Le ministre des Armées, Sébastien Lecornu, a abordé la question du réarmement de la France et des besoins croissants pour maintenir et renforcer les capacités militaires du pays. Dans une interview accordée à La Tribune Dimanche, il a insisté sur la nécessité de doubler le budget de la défense pour répondre aux nouveaux défis géopolitiques et technologiques.
Sébastien Lecornu a exprimé que le budget actuel de 50,5 milliards d’euros pour 2025, bien qu’important, ne serait pas suffisant face aux exigences de défense moderne. « Nous sommes déjà capables de faire beaucoup de choses avec les 50,5 milliards d’euros (de budget annuel de 2025) mais ce n’est pas suffisant », a-t-il souligné, ajoutant que la priorité réside désormais dans « le rythme, la vitesse de notre réarmement ». Le ministre a expliqué que l’objectif serait de rendre les armées françaises capables de répondre à un engagement européen majeur pour protéger le continent tout en assurant des efforts de défense et de dissuasion.

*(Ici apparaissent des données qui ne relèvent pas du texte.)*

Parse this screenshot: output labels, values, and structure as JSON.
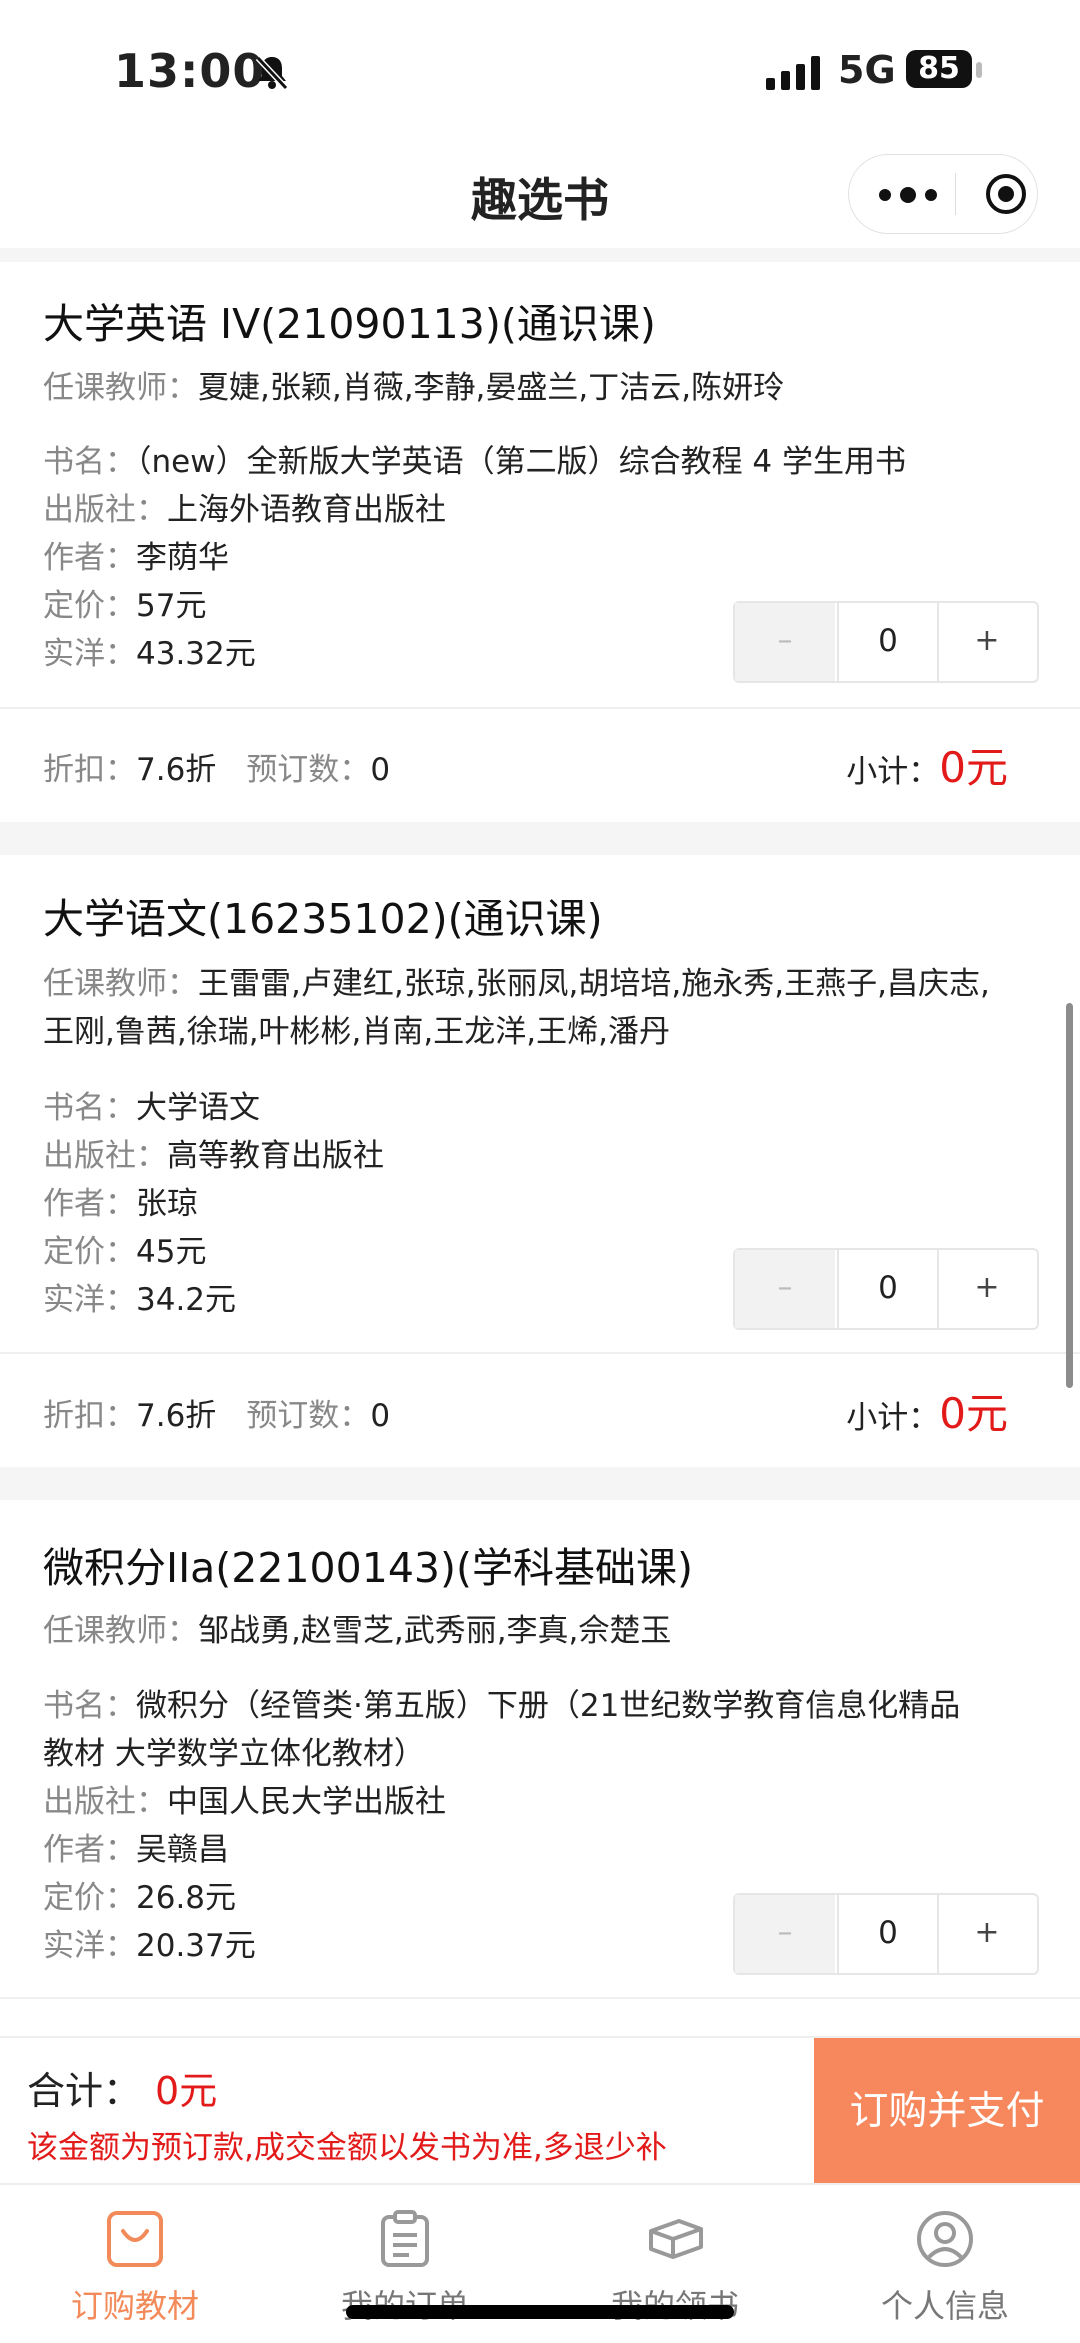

Un budget ambitieux pour le réarmement et des priorités stratégiques
Lecornu a estimé qu’un budget annuel de 100 milliards d’euros serait l’objectif idéal pour garantir une capacité militaire de qualité sur le long terme. « Si l’on veut reconquérir nos capacités de manœuvre dans la durée tout en répondant souverainement aux enjeux posés par les nouvelles technologies, il est clair qu’un horizon autour de 100 milliards d’euros par an constituerait le poids de forme idéal pour les armées françaises », a-t-il affirmé.
Bien que l’objectif d’atteindre 5 % du PIB pour les dépenses militaires, soit environ 140-150 milliards d’euros, reste souhaité, Lecornu estime que ce chiffre ne serait pas raisonnable. « L’objectif souvent cité dans les médias d’atteindre les 5% de PIB nous amènerait à 140-150 milliards d’euros de budget annuel. J’adorerais que ce seuil soit atteint, mais ce ne serait pas raisonnable », a déclaré le ministre. Le budget de la défense doit selon lui atteindre 68 milliards d’euros en 2030, mais l’atteinte de 100 milliards d’euros par an offrirait une meilleure résilience face aux défis à venir.
Les priorités pour cet investissement supplémentaire incluent la guerre électronique, l’intelligence artificielle, la robotisation et la dronisation des armées. Le ministre a également mentionné l’importance des munitions et des systèmes spatiaux pour renforcer la puissance de défense de la France face à de nouveaux types de menaces.
Le ministre Lecornu a rassuré sur le fait que ces investissements ne seraient pas incompatibles avec la préservation des modèles sociaux du pays. Il a souligné que la dépense militaire contribue activement à l’économie, en générant plus de 200 000 emplois directs ou indirects. « La dépense militaire rapporte beaucoup en France », a-t-il précisé.
Les discussions sur le financement de la défense et la souveraineté nationale seront au cœur des débats parlementaires, avec un projet de loi attendu en avril sur les dépenses publiques. Ces initiatives s’inscrivent dans un contexte européen où l’on observe un renforcement des capacités de défense collective, avec un « plan de 800 milliards d’euros pour la défense européenne » récemment annoncé par Ursula von der Leyen.